Gender has often been one of the largest differentiations in studies done to further understand BDD. Groups are usually split by gender to understand the complexities of BDD. These studies have varied widely in their responses, but have generally come to the same conclusion. BDD affects both genders equally, however the specific nature of the BDD is usually tied to cultural norms and beliefs. In a 2008 university study on BDD, students found that the male to female ratio for BDD was 1:7 (Taqui, Shaikh, Gowani, Shahid, Khan, Tayyeb, Satti, Vaqar, Shahid, Shamsi, Ganatra and Naqvi, 2008). In the study the top three reported foci of concern in male students were “head hair (34.3%), being fat (32.8%), skin (14.9%) and nose( 14.9%), whereas in females they were being fat (40.4%), skin (24.7%) and teeth (18%)” (Taqui et al, 2008). The study found that females were more concerned about being fat while males were more concerned about how their hair looked and making sure they didn’t look too thin (Taqui et al., 2008). Similar studies have been done for multiple races and ethnicities, finding culture as one of the most pertinent and deciding factors about BDD concerns. Culture and appearance are ever changing; therefore approaches to BDD should consider these cultural differences to assure proper treatment.
Body Dysmorphic Disorder affects anywhere from 1.7% to 2.4% of the general population, which means that more than 5 million people to about 7.5 million people in the United States alone are diagnosed or have undiagnosed BDD (Phillips, 2014; “BDD for Professionals”, 2014). With these numbers, BDD is about as common as obsessive-compulsive disorder and more common than most eating disorders (Phillips, 2014; “BDD for Professionals”, 2014). It is possible that BDD may be even more prevalent than this because people with this disorder are often reluctant to reveal their BDD symptoms to others (Wolrich, 2011). Because of its prevalence BDD is a disorder that should continuously be studied and approaches to its treatment should be consistently reviewed. Cognitive-behavioral theory lends itself to a multitude of approaches and although cognitive-behavioral therapy is the most common treatment for BDD, there are specificities that can be done to it per individual given the variance in causes of BDD.
According to the NASW Code of Ethics, social workers have a responsibility to learn about these disorders and issues as they become relevant to the profession, and BDD has definitely become an area that should garner our attention. As mentioned previously, BDD can have several sociocultural influences and therefore remains within a clinicians or social workers scope of practice.
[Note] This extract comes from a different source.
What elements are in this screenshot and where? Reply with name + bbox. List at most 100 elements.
Increased awareness and a more developed understanding of BDD can enhance social workers’ abilities to acknowledge and hopefully treat this population (Wolrich, 2011). Ultimately social workers can be at the forefront in facilitating the identification of BDD symptomatology and the delivery of appropriate and effective assessment, diagnosis, psychoeducation, and treatment (Wolrich, 2011). With a greater understanding of BDD, social workers can create significant changes in program development for BDD as well as influence social policies that directly impact this population. If anything, social workers should remain ready to talk about disorder such as BDD to provide effective treatment to those who need it.